Honestly the embarrassing thing is that we don't have GPUs on our networking dev...

Honestly the embarrassing thing is that we don't have GPUs on our networking devices. This seems like near ideal hardware for network processing.

PacketShader was from 2010. We have made so little visible progress since then. https://shader.kaist.edu/packetshader/

There has been some progress since then. There's probably other fronts, but my first question to myself here was, "I wonder what P4 (network programming language) has been up to with acceleration." (https://opennetworking.org/p4/). And sure enough there are a couple hits, P4GPU (2016), APUNet (2017), P4GPU (2022). Alas none seem to be open source atm.

FPGA's are the more common target, with so called "smart nics". They're present in lots of fancy cloud hardware & could be excellent at helping us push packets at a good power point. I think if the software market were more evolved people would be clamboring for these things & they would have become more mainstream popular & in demand, & would be available at lot more price points.

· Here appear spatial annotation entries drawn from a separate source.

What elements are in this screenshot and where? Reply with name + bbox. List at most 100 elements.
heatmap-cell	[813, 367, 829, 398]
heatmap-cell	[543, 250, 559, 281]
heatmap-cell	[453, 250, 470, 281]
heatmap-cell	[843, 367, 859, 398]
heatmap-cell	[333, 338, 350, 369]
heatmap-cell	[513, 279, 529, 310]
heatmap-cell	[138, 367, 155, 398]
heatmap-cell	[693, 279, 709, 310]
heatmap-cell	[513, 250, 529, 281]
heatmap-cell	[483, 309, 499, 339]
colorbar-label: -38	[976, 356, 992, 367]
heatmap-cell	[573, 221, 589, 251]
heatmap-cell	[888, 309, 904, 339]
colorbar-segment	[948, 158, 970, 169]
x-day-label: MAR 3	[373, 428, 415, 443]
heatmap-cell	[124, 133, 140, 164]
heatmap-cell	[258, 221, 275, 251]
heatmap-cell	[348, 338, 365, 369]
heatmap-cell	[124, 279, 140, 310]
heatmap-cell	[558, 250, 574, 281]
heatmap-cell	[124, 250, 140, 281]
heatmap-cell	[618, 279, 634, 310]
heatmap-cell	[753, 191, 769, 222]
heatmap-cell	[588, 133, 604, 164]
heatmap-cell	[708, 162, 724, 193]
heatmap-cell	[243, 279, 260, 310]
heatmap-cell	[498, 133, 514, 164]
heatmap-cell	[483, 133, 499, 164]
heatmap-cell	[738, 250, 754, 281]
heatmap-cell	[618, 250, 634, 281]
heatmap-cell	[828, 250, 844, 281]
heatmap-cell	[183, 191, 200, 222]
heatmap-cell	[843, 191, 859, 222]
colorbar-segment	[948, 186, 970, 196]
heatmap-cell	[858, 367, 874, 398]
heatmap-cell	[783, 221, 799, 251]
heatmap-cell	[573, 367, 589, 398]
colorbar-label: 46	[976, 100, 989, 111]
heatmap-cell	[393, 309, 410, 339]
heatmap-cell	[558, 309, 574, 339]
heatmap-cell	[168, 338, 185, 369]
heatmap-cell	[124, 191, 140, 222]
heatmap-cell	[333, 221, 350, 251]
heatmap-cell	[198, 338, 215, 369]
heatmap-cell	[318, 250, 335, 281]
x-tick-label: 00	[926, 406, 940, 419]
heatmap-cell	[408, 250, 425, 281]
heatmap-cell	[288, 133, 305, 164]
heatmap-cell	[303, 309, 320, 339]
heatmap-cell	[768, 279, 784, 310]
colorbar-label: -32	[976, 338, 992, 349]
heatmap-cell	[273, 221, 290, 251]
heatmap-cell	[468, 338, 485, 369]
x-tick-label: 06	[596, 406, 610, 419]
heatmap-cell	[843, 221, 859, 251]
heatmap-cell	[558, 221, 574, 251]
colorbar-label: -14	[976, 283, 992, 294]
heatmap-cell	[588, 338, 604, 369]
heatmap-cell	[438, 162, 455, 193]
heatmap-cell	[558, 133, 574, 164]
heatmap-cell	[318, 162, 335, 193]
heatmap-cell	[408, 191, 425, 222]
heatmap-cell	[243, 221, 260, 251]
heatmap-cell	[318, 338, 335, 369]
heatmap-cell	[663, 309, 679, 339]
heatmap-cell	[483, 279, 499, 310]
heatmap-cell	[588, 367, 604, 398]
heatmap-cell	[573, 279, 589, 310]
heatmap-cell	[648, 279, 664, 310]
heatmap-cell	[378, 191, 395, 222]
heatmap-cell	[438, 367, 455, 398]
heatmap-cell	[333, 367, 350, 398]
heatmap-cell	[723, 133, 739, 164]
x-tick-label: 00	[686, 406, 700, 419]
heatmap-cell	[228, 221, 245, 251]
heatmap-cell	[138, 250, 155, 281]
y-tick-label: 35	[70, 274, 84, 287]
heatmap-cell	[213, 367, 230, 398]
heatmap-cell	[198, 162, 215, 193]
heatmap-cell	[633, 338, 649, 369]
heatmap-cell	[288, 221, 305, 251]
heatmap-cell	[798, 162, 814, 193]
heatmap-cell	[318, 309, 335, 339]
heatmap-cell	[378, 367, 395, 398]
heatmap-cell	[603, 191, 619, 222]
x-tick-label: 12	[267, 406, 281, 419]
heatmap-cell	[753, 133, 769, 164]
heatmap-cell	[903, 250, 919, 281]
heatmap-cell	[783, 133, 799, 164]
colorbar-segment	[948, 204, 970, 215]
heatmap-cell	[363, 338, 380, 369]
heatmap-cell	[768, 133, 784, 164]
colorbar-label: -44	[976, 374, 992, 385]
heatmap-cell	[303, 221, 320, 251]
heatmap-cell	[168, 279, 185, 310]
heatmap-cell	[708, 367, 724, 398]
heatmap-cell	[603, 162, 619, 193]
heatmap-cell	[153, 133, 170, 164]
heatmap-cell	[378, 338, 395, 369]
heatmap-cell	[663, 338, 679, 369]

AMD should be releasing cpu+fpgas (from their Xilinx acquisition) pretty soon, and if they're smart there'll be some affordable low end options - small ryzen embedded cpus and a modest chunk of network processing fpga - so folks can mess around & get good. We are seeing them start to upstream some software stuff. The actual kernel drivers for the XDMA CPU<->FPGA DMA made it into the upcoming 6.3 (https://www.phoronix.com/news/AMD-Xilinx-XDMA-Linux-6.3), there's a whole new FPGA bus "CDX" that is slated for 6.4 (https://www.phoronix.com/news/AMD-CDX-For-Linux-6.4), and there's a LLVM-based eBPF XDP C code to FPGA compiler Nanotube (https://www.phoronix.com/news/AMD-Xilinx-Nanotube-Compiler) that... well... looks like it might categorically enable these use cases with almost no effort. (After years of being thrashed by awful OpenWRT router's quirky vendor packages for network accelerating, I say: heck yes, yes pleaseeeee!)

GPUs do indeed seem >50% likely to be bypassed, that FPGA just fits better & wins faster. But they both had & have a ton of potential. Especially if there are APU style GPUs that have shared memory (where there's not the latency of sending stuff back and forth over PCIe). Think of all the years ago AMD tried to sell us "Fusion" and Heterogenous Systems Architecture (https://en.wikipedia.org/wiki/Heterogeneous_System_Architect...). Well, here we are 12 years latter & it's happening. It could already have happened, we just didn't have software to actualize it, especially in the networking domain.

To your point, I do think 2 cores can be a potential issue. Ideally the iGPU should be able to power down quite effectively, ideally d3 cold sleep. Wasting the silicon isn't ideal, but generally I think a vanishingly small iGPU has such a small penalty to include, adds so much value to a chip for so little real cost. It feels overzealous to me to exclude iGPU-having chips & I think it's based in older prejudices from times when iGPUs used to entail more real trade-offs, with more impactful power budget & chip-size hits. What's important now is whether there's enough processing (which the networking world for now continues to ask for in the form of CPU), memory bandwidth, and network bandwidth, at solid price and power points.

We have so few examples to learn from, so few embedded machines available these days at reasonable price points (<$400), that I think we just don't know how suitable what we have would be or not.